Utility leaders testify at a joint committee hearing on the impact of storm Irene in Hartford.

Sen. Boucher: real time communication is essential during a crisis

Hartford, CT – Leaders from the states largest utility companies testified Monday before a joint legislative committee hearing on the response during storm Irene.

Senator Toni Boucher (R-Wilton), monitoring the hearings all day is supportive of the process and was one of several lawmakers who called on the utility companies to explain their process before the legislature.

“Real time accurate communication and a plan of action are essential during a crisis. It is clear from Monday’s hearings many of the company leaders admitted they need to do better particularly in these areas,” said Senator Toni Boucher. “It took them too long to find the severity of the problem and they did not have communication tools to keep their customers informed.”

As the public hearing continued it was clear there was at least a two to three day delay before serious action was taken.

Senator Boucher says procedures and protocols, as well as communication between the utility’s home office, town officials, first responders and line crews needs improvement – particularly, when there was enough lead time provided by weather forecasters.

“There is no reason they couldn’t have had a communication system in place that does not require people ahead of the actual event,” added Sen. Boucher.

In Boucher’s 26th district, local leaders from the towns of Ridgefield, Wilton, Redding, New Canaan all reported they were completely with out power for three days before action was taken and hundreds of roads were blocked.

“Once crews were deployed from with in Connecticut and as far away as Nevada and Missouri things started to finally happen.” said Sen. Boucher. The proper systems should be put in place in the following areas;

  • Better real time communication protocols between towns and utilities,
  • Technology upgrades should be created- model Fed EX or UPS systems to track outage updates,
  • Prioritize homes that are on septic systems versus well water,
  • Recognize vulnerable populations- the elderly and sick,
  • Ease utility restrictions on where trees can be pre-trimmed.

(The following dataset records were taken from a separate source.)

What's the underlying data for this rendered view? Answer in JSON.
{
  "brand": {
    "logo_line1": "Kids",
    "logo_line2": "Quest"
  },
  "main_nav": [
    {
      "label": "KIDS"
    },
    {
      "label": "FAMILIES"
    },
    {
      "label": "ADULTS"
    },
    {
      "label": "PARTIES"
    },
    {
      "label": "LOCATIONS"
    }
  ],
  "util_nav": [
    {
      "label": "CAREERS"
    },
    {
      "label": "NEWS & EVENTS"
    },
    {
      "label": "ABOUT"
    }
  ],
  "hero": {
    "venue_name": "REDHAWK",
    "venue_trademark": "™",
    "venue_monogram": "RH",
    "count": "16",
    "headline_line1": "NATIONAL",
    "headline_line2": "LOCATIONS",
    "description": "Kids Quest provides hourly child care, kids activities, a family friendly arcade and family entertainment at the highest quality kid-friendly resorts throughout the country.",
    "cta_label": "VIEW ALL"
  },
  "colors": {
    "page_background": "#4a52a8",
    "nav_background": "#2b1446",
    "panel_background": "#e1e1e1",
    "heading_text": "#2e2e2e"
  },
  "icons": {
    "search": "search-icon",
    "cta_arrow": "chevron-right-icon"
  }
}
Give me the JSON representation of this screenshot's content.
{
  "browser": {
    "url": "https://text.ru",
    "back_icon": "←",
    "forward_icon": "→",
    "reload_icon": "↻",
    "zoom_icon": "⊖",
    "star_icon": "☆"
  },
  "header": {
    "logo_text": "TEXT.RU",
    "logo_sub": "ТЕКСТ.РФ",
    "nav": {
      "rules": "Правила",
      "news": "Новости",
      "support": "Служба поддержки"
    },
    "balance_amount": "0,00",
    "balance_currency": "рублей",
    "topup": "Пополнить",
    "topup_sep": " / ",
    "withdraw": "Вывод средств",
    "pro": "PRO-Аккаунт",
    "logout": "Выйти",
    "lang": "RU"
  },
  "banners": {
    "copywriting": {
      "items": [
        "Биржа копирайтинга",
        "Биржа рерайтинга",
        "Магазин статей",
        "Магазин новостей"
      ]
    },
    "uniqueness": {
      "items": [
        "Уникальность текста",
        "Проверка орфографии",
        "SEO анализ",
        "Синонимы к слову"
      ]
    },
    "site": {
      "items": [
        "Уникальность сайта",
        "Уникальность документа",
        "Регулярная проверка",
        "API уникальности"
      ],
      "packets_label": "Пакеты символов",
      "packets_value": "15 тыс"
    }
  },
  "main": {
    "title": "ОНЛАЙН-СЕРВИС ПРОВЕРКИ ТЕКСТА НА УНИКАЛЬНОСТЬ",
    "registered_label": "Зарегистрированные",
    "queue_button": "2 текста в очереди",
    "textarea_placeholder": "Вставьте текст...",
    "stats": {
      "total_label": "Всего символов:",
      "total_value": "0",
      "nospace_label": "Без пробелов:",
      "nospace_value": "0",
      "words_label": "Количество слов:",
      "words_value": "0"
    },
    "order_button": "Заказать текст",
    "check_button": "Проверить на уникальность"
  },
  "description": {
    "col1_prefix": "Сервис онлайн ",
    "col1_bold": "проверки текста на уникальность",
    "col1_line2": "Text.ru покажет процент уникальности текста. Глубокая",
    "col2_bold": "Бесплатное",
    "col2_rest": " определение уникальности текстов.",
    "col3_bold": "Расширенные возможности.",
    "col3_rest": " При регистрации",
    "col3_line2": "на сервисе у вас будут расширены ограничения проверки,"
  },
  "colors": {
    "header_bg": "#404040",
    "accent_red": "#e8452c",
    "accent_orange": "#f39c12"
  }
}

Senator Boucher added, “I have received great feedback from constituents and many praised the uniform local response. Some towns even provided bottled water and dinner for those who were without during the aftermath.”

Senator Boucher is hopeful much will be learned from these hearings on the storm and all groups will work together so the next natural disaster is handled better.

A second hearing is scheduled for September 26 at the Legislative Office Building. The focus will be on the public and what their concerns are.